Saturday, February 27, 2010

Enamel Color Tests on Copper

In preparation for some explorations with enamels, I torch fired a set of opaque enamel color samples today. I've played with the transparents before, in my kiln, but never the opaques and rarely torch firing, since the kiln is right there and easy. I feel so positively scientific today, cutting properly even-sized copper rectangles and working systematically through the colors. I learned a bit about how fast to heat, how to judge when the enamels were fully fused, and how much work cleaning copper is.

I experimented with Penny Brite cleaner, a fiberglass brush, and citric acid pickle. All I can say is all of it requires elbow grease. Fine silver seems so easy after this!

Even so, I now have an idea of what color to expect, which is distinctly different than the appearance of the powdered enamel.
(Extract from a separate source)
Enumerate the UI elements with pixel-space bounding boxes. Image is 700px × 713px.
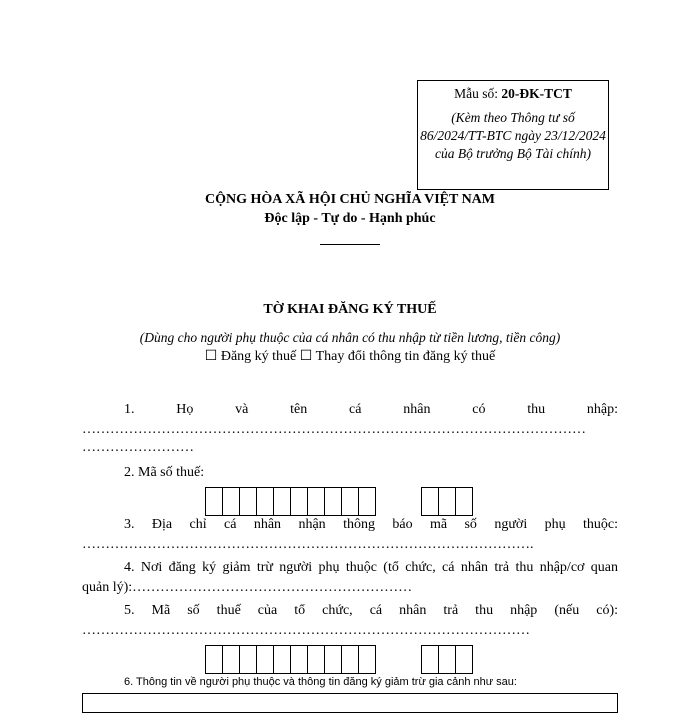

Thompson Enamel Colors, one layer directly on copper(l to r), top: 1880 Flame Red, 1850 Pumpkin, 1810 Buttercup, 1237 Butter, 1030 Foundation White
bottom: 1685 Cobalt, 1560 Bluejay, 1525 Aqua, 1420 Mint, 1360 Jungle

I even played a bit with a second layer of enamel, scratching off part of that layer in the technique called sgraffito. I like the possibilities of this, but need to refine my method, perhaps getting some finer mesh powder to avoid that grainy look. I did find some nice sgaffito video tutorials on the Art Jewely Magazine website (member login required), after I tried blindly, of course. I'm off to read again in my collection of enameling books, especially my favorite by Linda Darty, The Art of Enameling: Techniques, Projects, Inspiration.

Now I'm feeling the urge to make a set of transparent color samples, and maybe to do the same process for silver. Wow, it's like a laboratory out in my glass studio!

I've also been doing my research, searching the internet for photos of work by my favorite enamel artists, compiling it into digital files along with my notes about why I like it, how they did it, where I could go with those ideas.

Yep, it's a veritable science project around here!